The new bottle was full gold with nice cream foam. A lot of bubbles are surfacing, and no yeast visible. It’s fresher and more appetizing. Fruits are more in the range of apples, lemons, and hints of orange skin, than the estery peach and apricots in the aged bottles. Obviously the new one is far less complex and ‘lighter’ in style. Typical ‘beer’ finish, and aftertaste. Too young!

Well first of all, after the prolonged ageing period, the beer turned a lot darker, than the same batch at a younger age. Originally it was radiant gold, now it turned a lot more copper. The meaty part on the nose disappeared, but it gained a lot of fruity esters. With this it gained a lot of complexity. The three-year old one was more refreshing (more lemon), but this still is refreshing. It gained more depth, but it didn’t even change that much, tastewise. It is easily recognizable as a Corsendonk Tripel. Personally, I find six years of ageing a bit too long.
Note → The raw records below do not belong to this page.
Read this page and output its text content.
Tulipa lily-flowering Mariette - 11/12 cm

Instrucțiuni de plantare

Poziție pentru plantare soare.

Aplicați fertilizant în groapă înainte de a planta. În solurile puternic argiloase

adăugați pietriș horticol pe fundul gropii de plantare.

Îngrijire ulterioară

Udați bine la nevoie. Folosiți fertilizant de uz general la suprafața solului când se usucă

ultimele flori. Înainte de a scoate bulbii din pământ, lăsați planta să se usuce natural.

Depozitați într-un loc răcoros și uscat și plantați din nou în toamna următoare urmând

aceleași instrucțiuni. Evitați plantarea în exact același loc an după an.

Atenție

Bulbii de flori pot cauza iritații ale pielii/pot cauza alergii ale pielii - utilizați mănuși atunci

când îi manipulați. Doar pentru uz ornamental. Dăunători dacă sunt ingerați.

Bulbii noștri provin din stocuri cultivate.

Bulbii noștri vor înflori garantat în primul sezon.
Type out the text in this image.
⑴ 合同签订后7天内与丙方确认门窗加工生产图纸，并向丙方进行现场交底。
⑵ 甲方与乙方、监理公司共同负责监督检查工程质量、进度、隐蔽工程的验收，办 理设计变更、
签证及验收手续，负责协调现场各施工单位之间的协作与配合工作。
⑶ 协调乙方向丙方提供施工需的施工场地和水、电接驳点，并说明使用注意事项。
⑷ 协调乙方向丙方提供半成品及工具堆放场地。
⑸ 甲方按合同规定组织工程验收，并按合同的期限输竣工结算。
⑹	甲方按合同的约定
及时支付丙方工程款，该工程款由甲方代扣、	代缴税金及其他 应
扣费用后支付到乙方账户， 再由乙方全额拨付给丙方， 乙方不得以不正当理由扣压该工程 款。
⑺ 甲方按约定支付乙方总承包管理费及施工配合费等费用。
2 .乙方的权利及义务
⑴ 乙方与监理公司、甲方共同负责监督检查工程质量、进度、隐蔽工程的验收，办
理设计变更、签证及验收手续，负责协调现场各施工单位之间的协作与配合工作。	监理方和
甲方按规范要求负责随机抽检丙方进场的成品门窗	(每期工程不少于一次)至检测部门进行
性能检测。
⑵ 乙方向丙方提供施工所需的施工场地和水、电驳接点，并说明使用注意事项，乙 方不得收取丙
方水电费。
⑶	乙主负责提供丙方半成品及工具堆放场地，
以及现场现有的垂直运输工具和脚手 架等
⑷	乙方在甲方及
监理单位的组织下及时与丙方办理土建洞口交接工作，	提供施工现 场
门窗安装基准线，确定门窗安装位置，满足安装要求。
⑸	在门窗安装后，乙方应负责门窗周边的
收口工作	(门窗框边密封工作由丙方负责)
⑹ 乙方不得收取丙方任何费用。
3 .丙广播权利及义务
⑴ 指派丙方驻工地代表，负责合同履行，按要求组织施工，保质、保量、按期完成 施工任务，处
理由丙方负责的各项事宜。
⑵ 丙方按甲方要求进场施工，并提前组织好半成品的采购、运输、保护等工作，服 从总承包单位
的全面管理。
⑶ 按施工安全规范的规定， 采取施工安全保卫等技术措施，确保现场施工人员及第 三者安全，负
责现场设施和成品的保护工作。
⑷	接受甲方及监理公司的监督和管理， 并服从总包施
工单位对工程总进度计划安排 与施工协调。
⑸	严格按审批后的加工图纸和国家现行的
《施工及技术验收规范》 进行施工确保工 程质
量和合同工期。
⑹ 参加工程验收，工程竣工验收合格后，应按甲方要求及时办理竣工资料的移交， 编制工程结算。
I think it is at it’s best, around three years old. The new batch was, in comparison, very light and really easy to drink, with an aftertaste you only know of your standard beers. After seeing it’s potential I would recommend ageing your bottles for three years. But if you’re interested, longer can be quite fun too. Drinking this right after you bought it is a waste of your money. Put it in your cellar and be patient!

Points: 83

P.S. The cheese from Corsendonk is lovely too!